Hi, I just realise that actually there is slight difference between different addresses…

For example, there is no <br /> in the middle for below address:

<tr>
	   				<td class="labelStyle">Address</td> 
	   				<td>3RD FLOOR, GORDON HOUSE, BARROW STREET, DUBLIN 4
</td>

Could you please advise how can I modify the code to adapt both situations? Thanks!

@MiaS - Let me check…

In the meantime, could you please confirm is there tag after this line…I dont see ending tag like the second one

<td>38, AVENUE JOHN F. KENNEDY<br />L-1855 LUXEMBOURG

Hiya,
Yes, there is ending tag. I didn’t notice the forum post format in my original post.
This is the first one:

<tr>
	   				<td class="labelStyle">Address</td> 
	   				<td>38, AVENUE JOHN F. KENNEDY<br />L-1855  LUXEMBOURG
</td>
	   			</tr>
	   		
	   		 
			
				<tr>

This is the 2nd one:

	</tr>
			 
			 
			 
			
				<tr>
	   				<td class="labelStyle">Address</td> 
	   				<td>3RD FLOOR, GORDON HOUSE, BARROW STREET, DUBLIN 4
</td>
	   			</tr>
	   		
	   		 
			
				<tr>
	   				<td class="labelStyle">Consultation Number</td> 
	   				<td></td>

This is the third example:

				<tr>
	   				<td class="labelStyle">Address</td> 
	   				<td>---
</td>
	   			</tr>
	   		
	   		 
			
				<tr>
	   				<td class="la

Even in some cases, only - - - is found, I would like it to be extracted too.

Thanks.

@MiaS - Since it’s very complex to ignore the <br /> in the middle. What I did was, extracted text between td tags and simply replaced the output with spaces for <br />.

Here is the updated xaml and the outputs: Regex_Mia.zip (35.5 KB)

1 Like

That makes sense. Thanks very much for your help. :slight_smile:

Hi again,
The solution you provided works very well when I tested one by one.

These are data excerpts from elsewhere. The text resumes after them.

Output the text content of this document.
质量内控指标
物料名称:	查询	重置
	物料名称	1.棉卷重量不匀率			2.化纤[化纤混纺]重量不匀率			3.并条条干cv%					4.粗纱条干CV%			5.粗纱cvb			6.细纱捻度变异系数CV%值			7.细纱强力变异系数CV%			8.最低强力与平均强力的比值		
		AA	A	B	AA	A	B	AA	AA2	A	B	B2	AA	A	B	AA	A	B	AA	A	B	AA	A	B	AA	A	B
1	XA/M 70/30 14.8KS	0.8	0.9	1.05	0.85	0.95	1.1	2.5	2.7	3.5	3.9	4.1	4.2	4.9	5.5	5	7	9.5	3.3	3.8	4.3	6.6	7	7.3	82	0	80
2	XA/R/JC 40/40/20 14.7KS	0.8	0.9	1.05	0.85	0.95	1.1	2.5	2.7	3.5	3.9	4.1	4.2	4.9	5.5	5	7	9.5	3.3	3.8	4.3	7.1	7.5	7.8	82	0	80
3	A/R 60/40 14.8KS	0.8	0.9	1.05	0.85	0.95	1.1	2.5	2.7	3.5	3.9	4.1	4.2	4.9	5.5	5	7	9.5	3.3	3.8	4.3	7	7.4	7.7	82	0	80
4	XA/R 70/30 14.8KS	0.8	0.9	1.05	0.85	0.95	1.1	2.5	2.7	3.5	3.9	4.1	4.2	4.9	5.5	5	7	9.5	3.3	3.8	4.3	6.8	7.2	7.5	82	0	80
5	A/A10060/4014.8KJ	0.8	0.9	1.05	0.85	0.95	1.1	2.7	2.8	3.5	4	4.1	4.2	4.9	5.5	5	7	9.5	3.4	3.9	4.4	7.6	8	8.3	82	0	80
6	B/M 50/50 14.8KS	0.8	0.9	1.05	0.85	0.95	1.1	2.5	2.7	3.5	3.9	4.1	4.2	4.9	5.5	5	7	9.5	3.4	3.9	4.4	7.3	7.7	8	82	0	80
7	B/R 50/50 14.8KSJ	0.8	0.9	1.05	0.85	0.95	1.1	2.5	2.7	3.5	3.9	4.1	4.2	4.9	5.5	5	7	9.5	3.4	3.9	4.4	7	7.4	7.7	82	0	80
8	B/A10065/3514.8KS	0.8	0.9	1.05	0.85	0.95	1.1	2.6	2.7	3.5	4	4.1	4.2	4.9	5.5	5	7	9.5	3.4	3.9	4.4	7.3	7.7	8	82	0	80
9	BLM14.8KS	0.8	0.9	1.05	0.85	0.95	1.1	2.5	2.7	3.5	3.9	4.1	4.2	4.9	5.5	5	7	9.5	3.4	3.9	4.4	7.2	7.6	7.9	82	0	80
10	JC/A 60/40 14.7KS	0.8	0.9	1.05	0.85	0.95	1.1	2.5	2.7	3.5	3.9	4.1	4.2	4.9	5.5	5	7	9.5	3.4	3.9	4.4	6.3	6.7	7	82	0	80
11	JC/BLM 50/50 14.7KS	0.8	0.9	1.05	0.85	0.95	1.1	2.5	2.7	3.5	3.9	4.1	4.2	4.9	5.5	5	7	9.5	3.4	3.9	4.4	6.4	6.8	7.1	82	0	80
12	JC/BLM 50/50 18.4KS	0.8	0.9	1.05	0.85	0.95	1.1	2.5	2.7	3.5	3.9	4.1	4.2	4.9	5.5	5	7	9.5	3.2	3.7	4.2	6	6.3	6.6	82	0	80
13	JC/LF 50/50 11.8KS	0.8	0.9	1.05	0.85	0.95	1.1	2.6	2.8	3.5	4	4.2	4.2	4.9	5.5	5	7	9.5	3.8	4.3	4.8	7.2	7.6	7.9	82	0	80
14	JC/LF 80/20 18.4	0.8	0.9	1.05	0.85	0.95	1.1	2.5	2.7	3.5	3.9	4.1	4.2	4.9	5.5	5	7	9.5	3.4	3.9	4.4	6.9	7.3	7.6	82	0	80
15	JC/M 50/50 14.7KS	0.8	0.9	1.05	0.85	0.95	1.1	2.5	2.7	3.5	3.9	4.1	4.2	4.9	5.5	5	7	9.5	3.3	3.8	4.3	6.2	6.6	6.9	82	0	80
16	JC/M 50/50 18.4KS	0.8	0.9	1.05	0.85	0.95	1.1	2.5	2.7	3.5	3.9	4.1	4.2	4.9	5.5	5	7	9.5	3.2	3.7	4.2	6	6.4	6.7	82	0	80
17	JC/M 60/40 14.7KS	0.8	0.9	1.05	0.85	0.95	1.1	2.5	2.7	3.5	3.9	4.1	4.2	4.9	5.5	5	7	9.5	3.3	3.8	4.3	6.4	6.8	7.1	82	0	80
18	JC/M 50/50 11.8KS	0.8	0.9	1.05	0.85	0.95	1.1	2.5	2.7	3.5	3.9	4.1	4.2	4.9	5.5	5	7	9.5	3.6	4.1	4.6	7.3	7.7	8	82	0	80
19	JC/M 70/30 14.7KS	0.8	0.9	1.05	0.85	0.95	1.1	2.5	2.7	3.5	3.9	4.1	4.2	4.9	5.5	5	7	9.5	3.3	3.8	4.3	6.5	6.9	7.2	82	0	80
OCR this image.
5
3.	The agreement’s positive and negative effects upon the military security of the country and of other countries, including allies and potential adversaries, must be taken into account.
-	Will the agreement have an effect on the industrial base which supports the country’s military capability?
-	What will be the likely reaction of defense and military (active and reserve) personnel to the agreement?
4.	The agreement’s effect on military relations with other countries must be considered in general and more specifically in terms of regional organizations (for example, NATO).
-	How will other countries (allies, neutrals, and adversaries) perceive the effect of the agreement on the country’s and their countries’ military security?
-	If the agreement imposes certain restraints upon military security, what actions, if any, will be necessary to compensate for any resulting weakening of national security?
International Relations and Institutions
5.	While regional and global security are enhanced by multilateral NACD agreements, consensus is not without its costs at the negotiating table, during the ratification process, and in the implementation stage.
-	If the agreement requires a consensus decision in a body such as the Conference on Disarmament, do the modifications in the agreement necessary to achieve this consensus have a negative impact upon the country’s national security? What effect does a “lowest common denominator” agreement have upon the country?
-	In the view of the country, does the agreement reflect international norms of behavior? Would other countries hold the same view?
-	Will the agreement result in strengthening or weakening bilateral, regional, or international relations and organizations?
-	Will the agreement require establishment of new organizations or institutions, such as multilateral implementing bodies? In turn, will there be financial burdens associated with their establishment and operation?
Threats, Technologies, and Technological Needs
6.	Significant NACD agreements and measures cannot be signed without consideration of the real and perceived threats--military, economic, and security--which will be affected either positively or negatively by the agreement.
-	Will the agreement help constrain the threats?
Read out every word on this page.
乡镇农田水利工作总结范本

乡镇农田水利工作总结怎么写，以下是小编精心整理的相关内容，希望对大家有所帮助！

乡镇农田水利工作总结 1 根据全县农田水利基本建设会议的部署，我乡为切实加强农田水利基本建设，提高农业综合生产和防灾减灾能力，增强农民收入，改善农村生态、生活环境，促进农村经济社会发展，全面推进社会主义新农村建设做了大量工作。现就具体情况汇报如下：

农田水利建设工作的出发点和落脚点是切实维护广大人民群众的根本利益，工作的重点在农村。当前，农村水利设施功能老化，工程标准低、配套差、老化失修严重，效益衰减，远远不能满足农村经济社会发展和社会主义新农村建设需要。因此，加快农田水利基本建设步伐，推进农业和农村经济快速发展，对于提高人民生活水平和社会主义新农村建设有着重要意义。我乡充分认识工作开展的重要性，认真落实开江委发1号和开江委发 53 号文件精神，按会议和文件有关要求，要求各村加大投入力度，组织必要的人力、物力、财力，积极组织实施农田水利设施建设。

BUT when I put this regex in the loop, this only works for the address example 1.
No matter what sequence I put this 3 cases, it keeps jumping this error for the address example 2 & address example 3:

" Object reference not set to an instance of an object)"


Could you please help? Thanks very much!

@MiaS … it means Regex output is empty.

so it tells me that something got changed in your html body.

Is it possible to share the xaml and html(s) if you don’t have any PII data?

1 Like

@MiaS - Are you all set?? let me know…

1 Like

Hi @prasath17
It’s all set for this task. Your solution is totally fine. I made a mistake, I didn’t realise the match regular expression was changed too in your 2nd solution. I only changed the group function (from first solution you provided) into replace function(the 2nd solution you provided), that’s why the output is empty.
Thanks so much for your help. :slight_smile:

1 Like

@MiaS - Oh yes, I was trying hard to put an OR condition to ignore the br tag but it was not working so I changed my Initial solution. Sorry I thought you will notice since I gave the xaml.

Anyway, Happy ending…Cheers…Happy Automation…

1 Like

@MiaS - Please mark my post as solution , that will close this thread.

1 Like

This topic was automatically closed 3 days after the last reply. New replies are no longer allowed.